All-in-all I'm very excited about this. This has probably been the most content that I've crammed into the game in a long time and it's starting to turn from a bunch of systems and code libraries into a game. There's going to be a lot of fiddling and tweaking along the way but I'm still very much a believer in the end product of Zity.

Monday, February 3, 2014

Zity - Progress Update

These past few months have been busy. Sadly not too much in the way of Zity. The Christmas season left me with little time to develop and January saw me taking a trip to NJ to take care of some relatives for a bit. But throughout it all I've managed a few things and did a substantial amount of research and thinking, so here it goes.

XNA:
I knew XNA would be an amazing framework for my game as it is easy to pickup and maintain in a one-person studio. I also new that Microsoft was no longer supporting it. Months ago I looked into Monogame, an open source implementation of XNA that would make it easier (and possible) to target different platforms and operating systems and would be updated frequently. Recently I decided to start switching over my code and found it very quick and relatively painless to do so. From now on my game will be utilizing the Monogame framework and hopefully this will give me some extra drive to complete Zity knowing it won't be obsolete on release.

Zity:
So moving on to the state of the game. I spent my trip to NJ thinking about and prototyping parts of my game. I would go from notepad to notepad writing down thoughts and ideas and coding in between. What I came away with was a basic framework for networking.
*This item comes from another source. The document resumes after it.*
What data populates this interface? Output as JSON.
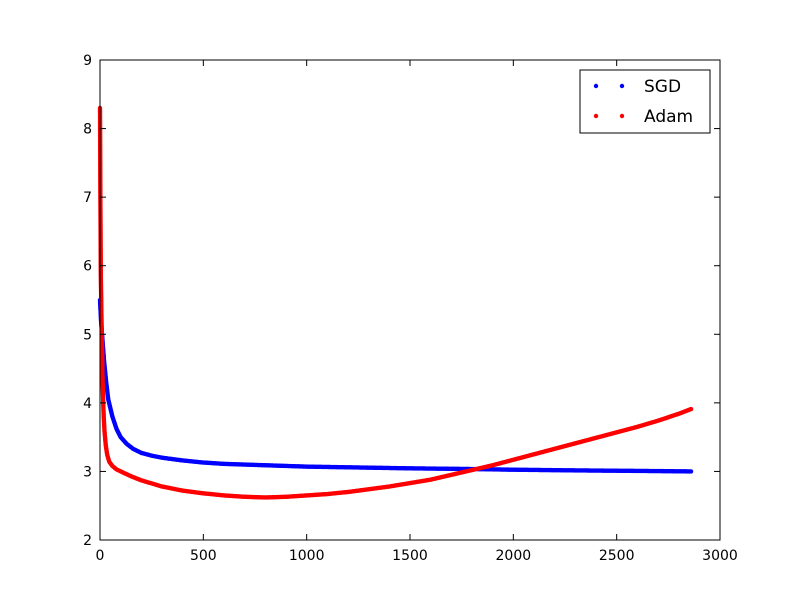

It is still in progress, but I have reached the point where it would be possible to connect to a server hosting Zity and to host a game of your own. I'm still porting my single-player code to the networking scheme so as of now there is no real information sent between server and client but that's next up after menus. MENUS. I hate menus. I spent two days or so revamping my main menu screen from a small list of navigable buttons to this:
(A swarm of zombies follow the cursor (Cursor is invisible currently))
My menu system uses events and currently leads through a few different options before dead-ending. This is simply because I'm still working on the networking game and I'm planning on using the same screen for both networking and single player to save on code reuse and make it easier for someone to host a game. Currently I'm using the menu screen as a sort of benchmark to see how the game will most likely run with all the lights, zombies, bullets, and physics running. If the menu screen is laggy the game will be laggy.

Other Thoughts:
Programming is tough. In a mental, rather than physical, way. It takes motivation, determination, and a clear understanding of the amount of work involved to progress. I find that some days my mind just can't grasp what I need it to and the thoughts just pass through my brain without reaching my mind. Other days code slips out of me like a waterfall and everything clicks. The key is to work on ANYTHING instead of working on nothing. In the days when I can't wrap my head around the code, I take to the notepads and start prototyping other systems or art or design. On days when I'm pounding out code like a machine I focus on completing sections instead of following rabbit trails. It can be so tempting sometimes to work on the fun things and ignore the issues but in the end it is substantially more satisfying patching up the issues and knowing that everything is working right and you won't have to go back and change things later. That's the thing that keeps me going, those moments where everything is working right and you can see the goal clear in your mind again.

In conclusion:
The next few months should see a lot of polish on the game engine side of things and after that: content.